Climo, a security guard, was being held on a charge of possession of an unregistered firearm, in the form of the component parts of a destructive device, officials said. If convicted, he faces up to 10 years in federal prison and a $250,000 fine.

U.S. Magistrate Judge Nancy Koppe on Friday ordered Climo to remain in federal custody pending an Aug. 23 court appearance.

According to authorities, Climo also discussed with members of the National Socialist Movement hate group the manufacturing of Molotov cocktails and improvised explosive devices. He’s also alleged to have tried to recruit a homeless person to conduct “pre-attack surveillance” on at least one Las Vegas synagogue and “other targets,” officials said, adding that his recruitment proved futile.

The only security guard in Nevada registered with the same name appeared on a local TV news spot in 2016, when he was patrolling his Centennial Hills neighborhood wearing battle gear and carrying an assault rifle and survival knife. He shows and describes to a reporter the four, 30-bullet ammunition magazines he is carrying.

Neighbors expressed concern, but Climo was not arrested at that time.

Metro Police Officer Aden OcampoGomez noted Friday that Nevada is an open-carry weapon state and Climo broke no laws.

A picture on a LinkedIn account under Conor Climo’s name matches the man in the news report, and his workplace matches the registration in the Nevada Private Investigators Licensing Board.

His license, which he obtained around the same time as the news report, is current until next year. According to the registration, he didn’t have a “firearm status.”

Climo's employer didn't immediately respond to messages.

The National Socialist Movement was founded in Detroit in 1994, according to the Southern Poverty Law Center. “Until 2007, NSM members protested in full Nazi uniforms, now traded in for black ‘Battle Dress Uniforms,’” said the SPLC, an organization that monitors hate groups.

It wasn’t clear when Climo fell onto the FBI’s radar, but officials said Climo’s communication with the hate group occurred throughout this year.

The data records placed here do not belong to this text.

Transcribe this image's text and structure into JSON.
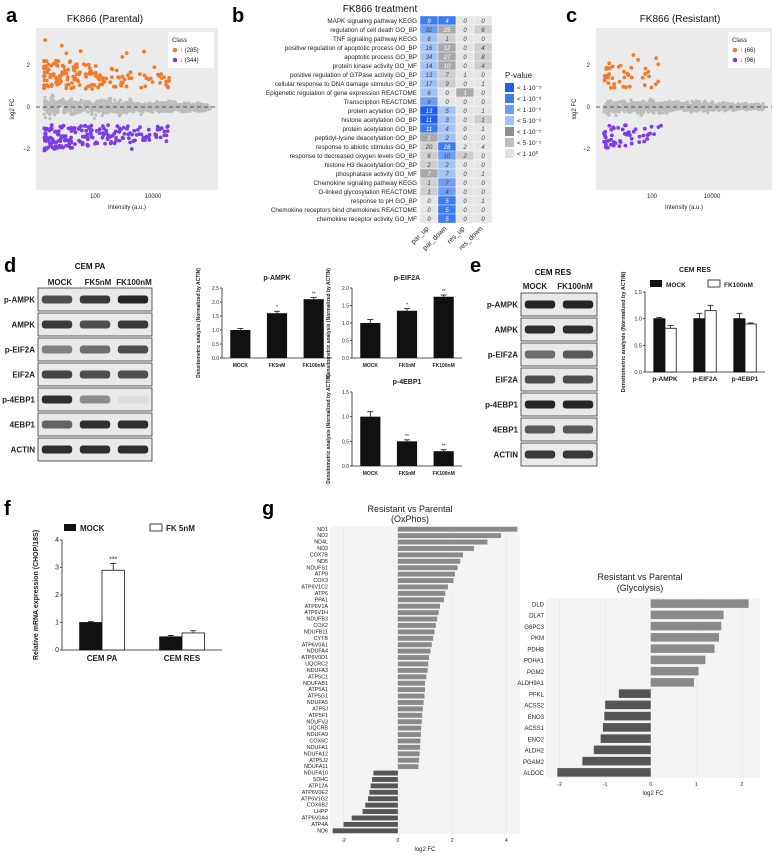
{
  "panel_labels": [
    "a",
    "b",
    "c",
    "d",
    "e",
    "f",
    "g"
  ],
  "colors": {
    "up": "#f07c2a",
    "down": "#7a3ee6",
    "grey": "#bdbdbd",
    "bar_dark": "#888888",
    "bar_black": "#111111",
    "blue": "#3d6fe0"
  },
  "panel_a": {
    "title": "FK866 (Parental)",
    "xlabel": "Intensity (a.u.)",
    "ylabel": "log2 FC",
    "legend_title": "Class",
    "legend_up": "↑ (285)",
    "legend_down": "↓ (344)",
    "yticks": [
      "2",
      "0",
      "−2"
    ],
    "xticks": [
      "100",
      "10000"
    ]
  },
  "panel_c": {
    "title": "FK866 (Resistant)",
    "xlabel": "Intensity (a.u.)",
    "ylabel": "log2 FC",
    "legend_title": "Class",
    "legend_up": "↑ (66)",
    "legend_down": "↓ (96)",
    "yticks": [
      "2",
      "0",
      "−2"
    ],
    "xticks": [
      "100",
      "10000"
    ]
  },
  "panel_b": {
    "title": "FK866 treatment",
    "columns": [
      "par_up",
      "par_down",
      "res_up",
      "res_down"
    ],
    "rows": [
      {
        "term": "MAPK signaling pathway KEGG",
        "values": [
          "9",
          "4",
          "0",
          "0"
        ]
      },
      {
        "term": "regulation of cell death GO_BP",
        "values": [
          "31",
          "25",
          "0",
          "6"
        ]
      },
      {
        "term": "TNF signaling pathway KEGG",
        "values": [
          "6",
          "1",
          "0",
          "0"
        ]
      },
      {
        "term": "positive regulation of apoptotic process GO_BP",
        "values": [
          "16",
          "12",
          "0",
          "4"
        ]
      },
      {
        "term": "apoptotic process GO_BP",
        "values": [
          "34",
          "27",
          "0",
          "8"
        ]
      },
      {
        "term": "protein kinase activity GO_MF",
        "values": [
          "14",
          "10",
          "0",
          "4"
        ]
      },
      {
        "term": "positive regulation of GTPase activity GO_BP",
        "values": [
          "13",
          "7",
          "1",
          "0"
        ]
      },
      {
        "term": "cellular response to DNA damage stimulus GO_BP",
        "values": [
          "17",
          "9",
          "0",
          "1"
        ]
      },
      {
        "term": "Epigenetic regulation of gene expression REACTOME",
        "values": [
          "6",
          "0",
          "1",
          "0"
        ]
      },
      {
        "term": "Transcription REACTOME",
        "values": [
          "9",
          "0",
          "0",
          "0"
        ]
      },
      {
        "term": "protein acylation GO_BP",
        "values": [
          "13",
          "5",
          "0",
          "1"
        ]
      },
      {
        "term": "histone acetylation GO_BP",
        "values": [
          "11",
          "3",
          "0",
          "1"
        ]
      },
      {
        "term": "protein acetylation GO_BP",
        "values": [
          "11",
          "4",
          "0",
          "1"
        ]
      },
      {
        "term": "peptidyl-lysine deacetylation GO_BP",
        "values": [
          "1",
          "2",
          "0",
          "0"
        ]
      },
      {
        "term": "response to abiotic stimulus GO_BP",
        "values": [
          "20",
          "28",
          "2",
          "4"
        ]
      },
      {
        "term": "response to decreased oxygen levels GO_BP",
        "values": [
          "6",
          "10",
          "2",
          "0"
        ]
      },
      {
        "term": "histone H3 deacetylation GO_BP",
        "values": [
          "2",
          "2",
          "0",
          "0"
        ]
      },
      {
        "term": "phosphatase activity GO_MF",
        "values": [
          "7",
          "7",
          "0",
          "1"
        ]
      },
      {
        "term": "Chemokine signaling pathway KEGG",
        "values": [
          "1",
          "7",
          "0",
          "0"
        ]
      },
      {
        "term": "O-linked glycosylation REACTOME",
        "values": [
          "1",
          "4",
          "0",
          "0"
        ]
      },
      {
        "term": "response to pH GO_BP",
        "values": [
          "0",
          "5",
          "0",
          "1"
        ]
      },
      {
        "term": "Chemokine receptors bind chemokines REACTOME",
        "values": [
          "0",
          "5",
          "0",
          "0"
        ]
      },
      {
        "term": "chemokine receptor activity GO_MF",
        "values": [
          "0",
          "5",
          "0",
          "0"
        ]
      }
    ],
    "shade": [
      [
        "b3",
        "b3",
        "g0",
        "g0"
      ],
      [
        "b2",
        "g2",
        "g0",
        "g1"
      ],
      [
        "b1",
        "g1",
        "g0",
        "g0"
      ],
      [
        "b1",
        "g2",
        "g0",
        "g1"
      ],
      [
        "b1",
        "g2",
        "g0",
        "g1"
      ],
      [
        "b1",
        "g2",
        "g0",
        "g1"
      ],
      [
        "b1",
        "g1",
        "g0",
        "g0"
      ],
      [
        "b1",
        "g1",
        "g0",
        "g0"
      ],
      [
        "b1",
        "g0",
        "g2",
        "g0"
      ],
      [
        "b2",
        "g0",
        "g0",
        "g0"
      ],
      [
        "b4",
        "b1",
        "g0",
        "g0"
      ],
      [
        "b4",
        "b1",
        "g0",
        "g1"
      ],
      [
        "b3",
        "b1",
        "g0",
        "g0"
      ],
      [
        "g2",
        "b1",
        "g0",
        "g0"
      ],
      [
        "g1",
        "b3",
        "g0",
        "g0"
      ],
      [
        "g1",
        "b2",
        "g1",
        "g0"
      ],
      [
        "g1",
        "b1",
        "g0",
        "g0"
      ],
      [
        "g2",
        "b1",
        "g0",
        "g0"
      ],
      [
        "g1",
        "b2",
        "g0",
        "g0"
      ],
      [
        "g1",
        "b2",
        "g0",
        "g0"
      ],
      [
        "g0",
        "b3",
        "g0",
        "g0"
      ],
      [
        "g0",
        "b3",
        "g0",
        "g0"
      ],
      [
        "g0",
        "b3",
        "g0",
        "g0"
      ]
    ],
    "legend_title": "P-value",
    "legend_items": [
      "< 1·10⁻⁵",
      "< 1·10⁻³",
      "< 1·10⁻²",
      "< 5·10⁻²",
      "< 1·10⁻¹",
      "< 5·10⁻¹",
      "< 1·10⁰"
    ]
  },
  "panel_d": {
    "blot_header": "CEM PA",
    "lanes": [
      "MOCK",
      "FK5nM",
      "FK100nM"
    ],
    "proteins": [
      "p-AMPK",
      "AMPK",
      "p-EIF2A",
      "EIF2A",
      "p-4EBP1",
      "4EBP1",
      "ACTIN"
    ],
    "ylabel": "Densitometric analysis (Normalized by ACTIN)",
    "charts": [
      {
        "title": "p-AMPK",
        "values": [
          1.0,
          1.6,
          2.1
        ],
        "errors": [
          0.05,
          0.07,
          0.06
        ],
        "sig": [
          "",
          "*",
          "**"
        ],
        "ymax": 2.5,
        "yticks": [
          "0.0",
          "0.5",
          "1.0",
          "1.5",
          "2.0",
          "2.5"
        ]
      },
      {
        "title": "p-EIF2A",
        "values": [
          1.0,
          1.35,
          1.75
        ],
        "errors": [
          0.1,
          0.06,
          0.05
        ],
        "sig": [
          "",
          "*",
          "**"
        ],
        "ymax": 2.0,
        "yticks": [
          "0.0",
          "0.5",
          "1.0",
          "1.5",
          "2.0"
        ]
      },
      {
        "title": "p-4EBP1",
        "values": [
          1.0,
          0.5,
          0.3
        ],
        "errors": [
          0.1,
          0.03,
          0.03
        ],
        "sig": [
          "",
          "**",
          "**"
        ],
        "ymax": 1.5,
        "yticks": [
          "0.0",
          "0.5",
          "1.0",
          "1.5"
        ]
      }
    ]
  },
  "panel_e": {
    "blot_header": "CEM RES",
    "lanes": [
      "MOCK",
      "FK100nM"
    ],
    "proteins": [
      "p-AMPK",
      "AMPK",
      "p-EIF2A",
      "EIF2A",
      "p-4EBP1",
      "4EBP1",
      "ACTIN"
    ],
    "chart_title": "CEM RES",
    "legend": [
      "MOCK",
      "FK100nM"
    ],
    "groups": [
      "p-AMPK",
      "p-EIF2A",
      "p-4EBP1"
    ],
    "mock": [
      1.0,
      1.0,
      1.0
    ],
    "mock_err": [
      0.02,
      0.1,
      0.1
    ],
    "fk": [
      0.82,
      1.15,
      0.9
    ],
    "fk_err": [
      0.05,
      0.1,
      0.02
    ],
    "ylabel": "Densitometric analysis (Normalized by ACTIN)",
    "yticks": [
      "0.0",
      "0.5",
      "1.0",
      "1.5"
    ],
    "ymax": 1.5
  },
  "panel_f": {
    "legend": [
      "MOCK",
      "FK 5nM"
    ],
    "ylabel": "Relative mRNA expression (CHOP/18S)",
    "groups": [
      "CEM PA",
      "CEM RES"
    ],
    "mock": [
      1.0,
      0.48
    ],
    "mock_err": [
      0.03,
      0.05
    ],
    "fk": [
      2.9,
      0.62
    ],
    "fk_err": [
      0.25,
      0.08
    ],
    "sig": "***",
    "yticks": [
      "0",
      "1",
      "2",
      "3",
      "4"
    ],
    "ymax": 4
  },
  "chart_data": [
    {
      "type": "bar",
      "title": "Resistant vs Parental (OxPhos)",
      "xlabel": "log2 FC",
      "xlim": [
        -2.5,
        4.5
      ],
      "xticks": [
        "-2",
        "0",
        "2",
        "4"
      ],
      "categories": [
        "ND1",
        "ND2",
        "ND4L",
        "ND3",
        "COX7B",
        "ND5",
        "NDUFS1",
        "ATP8",
        "COX3",
        "ATP6V1C2",
        "ATP6",
        "PPA1",
        "ATP6V1A",
        "ATP6V1H",
        "NDUFB3",
        "COX2",
        "NDUFB11",
        "CYTB",
        "ATP6V0A1",
        "NDUFA4",
        "ATP6V0D1",
        "UQCRC2",
        "NDUFA3",
        "ATP5C1",
        "NDUFAB1",
        "ATP5A1",
        "ATP5G1",
        "NDUFA5",
        "ATP5J",
        "ATP5F1",
        "NDUFV3",
        "UQCRB",
        "NDUFA9",
        "COX6C",
        "NDUFA1",
        "NDUFA12",
        "ATP5J2",
        "NDUFA11",
        "NDUFA10",
        "SDHC",
        "ATP12A",
        "ATP6V0E2",
        "ATP6V1G2",
        "COX6B2",
        "LHPP",
        "ATP6V0A4",
        "ATP4A",
        "ND6"
      ],
      "values": [
        4.4,
        3.8,
        3.3,
        2.8,
        2.4,
        2.3,
        2.2,
        2.1,
        2.05,
        1.85,
        1.75,
        1.7,
        1.55,
        1.5,
        1.45,
        1.4,
        1.35,
        1.3,
        1.25,
        1.2,
        1.15,
        1.12,
        1.1,
        1.05,
        1.0,
        1.0,
        0.98,
        0.95,
        0.92,
        0.9,
        0.88,
        0.86,
        0.85,
        0.83,
        0.82,
        0.8,
        0.78,
        0.76,
        -0.9,
        -0.95,
        -1.0,
        -1.05,
        -1.1,
        -1.2,
        -1.3,
        -1.7,
        -2.0,
        -2.4
      ]
    },
    {
      "type": "bar",
      "title": "Resistant vs Parental (Glycolysis)",
      "xlabel": "log2 FC",
      "xlim": [
        -2.3,
        2.4
      ],
      "xticks": [
        "-2",
        "-1",
        "0",
        "1",
        "2"
      ],
      "categories": [
        "DLD",
        "DLAT",
        "G6PC3",
        "PKM",
        "PDHB",
        "PDHA1",
        "PGM2",
        "ALDH9A1",
        "PFKL",
        "ACSS2",
        "ENO3",
        "ACSS1",
        "ENO2",
        "ALDH2",
        "PGAM2",
        "ALDOC"
      ],
      "values": [
        2.15,
        1.6,
        1.55,
        1.5,
        1.4,
        1.2,
        1.05,
        0.95,
        -0.7,
        -1.0,
        -1.02,
        -1.05,
        -1.1,
        -1.25,
        -1.5,
        -2.05
      ]
    }
  ]
}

Lone wolf attacks against Jewish, LGBTQ and minority communities aren't unprecedented.

In October, an anti-Semite stormed the Tree of Life synagogue in Pittsburgh, killing 11. About three years earlier, a man in Orlando shot up Pulse Nightclub, slaying 49 members of the LGBTQ community.

A week ago, a self-described white nationalist allegedly attacked a packed Walmart in El Paso, Texas, leaving at least 22 dead and a couple dozen wounded. According to reports, the suspect confessed to targeting Mexicans in the binational border town.

“As this complaint illustrates, the FBI will always be proactive to combat threats that cross a line from free speech to potential violence,” said Special Agent in Charge Aaron Rouse of the FBI Las Vegas division, in a news release.

“Threats of violence motivated by hate and intended to intimidate or coerce our faith-based and LGBTQ communities have no place in this country,” added U.S. Attorney Nicholas Trutanich for the district of Nevada.

The Associated Press contributed to this report.